A dificuldade de reduzir a ingestão de carboidratos pode estar relacionada a um aspecto profundo da nossa herança genética. Um estudo liderado pela Universidade de Buffalo (UB) e pelo Laboratório Jackson (JAX), nos Estados Unidos, revela que a duplicação de um gene chamado amilase salivar (AMY1) teve um papel crucial na adaptação humana a dietas ricas em amido, o evento ocorreu há mais de 800 mil anos, muito antes da dominação da agricultura.
As descobertas, publicadas ontem, na revista Science, indicam que quanto mais cópias do AMY1 uma pessoa tem, maior a capacidade de produzir amilase —a enzima responsável por quebrar as moléculas de amido. “A ideia é que quanto mais genes de amilase você tem, mais amilase você pode produzir e mais amido você pode digerir efetivamente”, detalhou Omer Gokcumen, professor de ciências biológicas na UB e autor correspondente do estudo.
Os pesquisadores usaram técnicas avançadas para examinar a região do gene AMY1. A abordagem permitiu uma análise mais detalhada da evolução das duplicações do gene ao longo do tempo.
A equipe analisou o DNA de 68 humanos antigos, incluindo uma amostra de 45 mil anos da Sibéria, e encontrou que caçadores-coletores pré-agrícolas já tinham entre quatro e oito cópias do AMY1 por célula. Essa diversidade sugere uma adaptabilidade notável a dietas ricas em amido antes da domesticação de plantas.
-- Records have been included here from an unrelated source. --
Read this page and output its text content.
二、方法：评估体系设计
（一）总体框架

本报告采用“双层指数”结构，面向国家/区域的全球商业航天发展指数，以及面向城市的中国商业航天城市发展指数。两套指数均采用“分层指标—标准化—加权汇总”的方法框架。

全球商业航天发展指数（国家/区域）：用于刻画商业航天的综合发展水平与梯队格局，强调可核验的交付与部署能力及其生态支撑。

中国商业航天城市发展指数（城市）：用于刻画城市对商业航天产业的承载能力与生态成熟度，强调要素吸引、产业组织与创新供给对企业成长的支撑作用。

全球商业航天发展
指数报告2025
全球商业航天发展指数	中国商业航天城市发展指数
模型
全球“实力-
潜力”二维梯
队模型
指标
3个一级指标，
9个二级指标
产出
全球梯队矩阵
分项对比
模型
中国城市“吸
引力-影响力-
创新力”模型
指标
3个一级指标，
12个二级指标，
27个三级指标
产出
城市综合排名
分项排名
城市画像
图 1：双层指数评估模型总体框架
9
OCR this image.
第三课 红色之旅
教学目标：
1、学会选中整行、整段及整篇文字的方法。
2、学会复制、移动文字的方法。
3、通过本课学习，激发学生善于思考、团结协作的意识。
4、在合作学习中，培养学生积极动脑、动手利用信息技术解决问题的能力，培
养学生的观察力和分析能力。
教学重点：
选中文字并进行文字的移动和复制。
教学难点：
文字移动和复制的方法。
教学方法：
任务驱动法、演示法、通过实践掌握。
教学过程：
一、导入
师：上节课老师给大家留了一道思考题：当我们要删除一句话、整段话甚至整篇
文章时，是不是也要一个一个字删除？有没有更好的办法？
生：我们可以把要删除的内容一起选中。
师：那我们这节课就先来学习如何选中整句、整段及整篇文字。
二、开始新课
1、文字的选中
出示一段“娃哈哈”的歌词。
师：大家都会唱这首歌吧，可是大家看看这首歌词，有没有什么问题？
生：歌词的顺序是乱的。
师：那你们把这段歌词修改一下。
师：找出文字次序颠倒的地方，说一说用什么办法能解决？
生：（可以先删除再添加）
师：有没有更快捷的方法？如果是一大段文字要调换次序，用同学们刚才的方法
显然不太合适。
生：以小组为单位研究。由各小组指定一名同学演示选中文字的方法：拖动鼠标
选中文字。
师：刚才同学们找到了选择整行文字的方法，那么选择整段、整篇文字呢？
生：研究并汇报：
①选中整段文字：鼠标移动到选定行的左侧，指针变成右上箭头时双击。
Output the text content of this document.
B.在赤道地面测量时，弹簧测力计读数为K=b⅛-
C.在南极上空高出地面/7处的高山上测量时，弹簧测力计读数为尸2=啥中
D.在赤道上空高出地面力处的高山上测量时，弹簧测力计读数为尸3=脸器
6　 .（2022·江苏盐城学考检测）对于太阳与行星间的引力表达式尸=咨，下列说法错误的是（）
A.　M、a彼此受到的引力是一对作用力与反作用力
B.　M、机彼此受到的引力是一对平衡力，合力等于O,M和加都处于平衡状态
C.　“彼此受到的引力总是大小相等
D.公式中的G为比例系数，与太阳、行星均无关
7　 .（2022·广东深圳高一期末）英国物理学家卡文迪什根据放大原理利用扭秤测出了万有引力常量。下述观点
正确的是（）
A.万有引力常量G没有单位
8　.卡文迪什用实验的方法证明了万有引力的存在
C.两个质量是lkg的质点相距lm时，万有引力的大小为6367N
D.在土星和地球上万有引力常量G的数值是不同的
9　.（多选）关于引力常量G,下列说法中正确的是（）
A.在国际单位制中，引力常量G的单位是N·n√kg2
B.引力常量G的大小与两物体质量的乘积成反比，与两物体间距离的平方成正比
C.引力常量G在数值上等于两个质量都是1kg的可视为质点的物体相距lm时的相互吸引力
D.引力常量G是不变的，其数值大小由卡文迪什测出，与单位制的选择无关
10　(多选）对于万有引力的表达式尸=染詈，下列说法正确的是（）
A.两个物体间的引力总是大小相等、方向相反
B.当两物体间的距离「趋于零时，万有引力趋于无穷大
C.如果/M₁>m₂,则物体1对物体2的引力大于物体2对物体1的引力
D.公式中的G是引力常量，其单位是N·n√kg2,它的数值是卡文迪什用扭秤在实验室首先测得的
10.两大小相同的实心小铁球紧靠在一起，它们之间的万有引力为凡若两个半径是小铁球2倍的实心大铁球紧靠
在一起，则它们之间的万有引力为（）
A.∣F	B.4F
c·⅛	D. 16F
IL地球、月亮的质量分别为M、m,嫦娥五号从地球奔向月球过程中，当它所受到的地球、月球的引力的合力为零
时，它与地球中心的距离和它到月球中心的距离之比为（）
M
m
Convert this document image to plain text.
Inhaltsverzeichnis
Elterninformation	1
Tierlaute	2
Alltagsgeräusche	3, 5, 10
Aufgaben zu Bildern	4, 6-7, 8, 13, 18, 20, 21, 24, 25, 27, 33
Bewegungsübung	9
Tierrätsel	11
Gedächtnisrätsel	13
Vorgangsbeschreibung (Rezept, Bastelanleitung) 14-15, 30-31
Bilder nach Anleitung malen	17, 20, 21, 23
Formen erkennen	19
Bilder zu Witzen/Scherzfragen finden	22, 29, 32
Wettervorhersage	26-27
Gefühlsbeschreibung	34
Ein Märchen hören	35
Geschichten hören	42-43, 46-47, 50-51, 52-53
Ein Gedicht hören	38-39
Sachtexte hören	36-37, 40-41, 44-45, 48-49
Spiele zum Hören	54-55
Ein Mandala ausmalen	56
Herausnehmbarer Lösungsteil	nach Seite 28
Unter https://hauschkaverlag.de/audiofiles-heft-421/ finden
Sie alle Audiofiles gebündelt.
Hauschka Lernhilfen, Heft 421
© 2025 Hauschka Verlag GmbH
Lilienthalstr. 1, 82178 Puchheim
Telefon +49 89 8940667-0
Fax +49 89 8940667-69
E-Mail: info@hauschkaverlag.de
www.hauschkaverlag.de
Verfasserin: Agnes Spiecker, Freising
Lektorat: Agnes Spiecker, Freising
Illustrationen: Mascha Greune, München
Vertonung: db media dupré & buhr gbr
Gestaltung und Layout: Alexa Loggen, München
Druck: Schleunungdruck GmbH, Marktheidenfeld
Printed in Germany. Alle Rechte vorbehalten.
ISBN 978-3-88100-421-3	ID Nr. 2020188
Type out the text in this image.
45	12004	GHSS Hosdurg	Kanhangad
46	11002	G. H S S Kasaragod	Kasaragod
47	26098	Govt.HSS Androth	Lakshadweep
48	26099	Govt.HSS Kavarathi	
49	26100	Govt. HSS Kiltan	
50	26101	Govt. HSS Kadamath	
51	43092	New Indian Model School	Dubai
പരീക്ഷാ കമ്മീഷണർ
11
Além disso, duplicações do AMY1 também foram identificadas em neandertais e denisovanos. “Isso sugere que o gene AMY1 pode ter se duplicado pela primeira vez há mais de 800 mil anos, muito antes da separação entre humanos e neandertais”, afirma Kwondo Kim, um dos principais autores do estudo.
A pesquisa também revelou o grande impacto da agricultura na variação do AMY1. Enquanto os primeiros caçadores-coletores tinham múltiplas cópias do gene, fazendeiros europeus apresentaram um aumento nas cópias do AMY1 nos últimos 4 mil anos, possivelmente devido às suas dietas ricas em amido. Gokcumen destaca que “indivíduos com números de cópias AMY1 mais altos provavelmente estavam digerindo amido de forma mais eficiente e tendo mais descendentes”, o que acabou favorecendo essas linhagens ao longo do tempo.
Essas descobertas corroboram com um estudo recente da Universidade da Califórnia, nos Estados Unidos, que mostrou que o número médio de cópias de AMY1 em humanos europeus aumentou de quatro para sete nos últimos 12 mil anos. Feyza Yilmaz, cientista computacional associada no JAX e autora principal do estudo, ressalta que “essa variação genética apresenta uma oportunidade empolgante para explorar seu impacto na saúde metabólica”.
Para os cientistas, estudos sobre o gene AMY1 não apenas elucidam aspectos da evolução humana, mas também abrem portas para futuras investigações sobre como a variação genética pode afetar a saúde, a nutrição e o metabolismo da glicose. Segundo eles, as novas descobertas podem redefinir nossa compreensão sobre a adaptação humana às dietas e dar informações valiosas para a saúde pública e a nutrição moderna.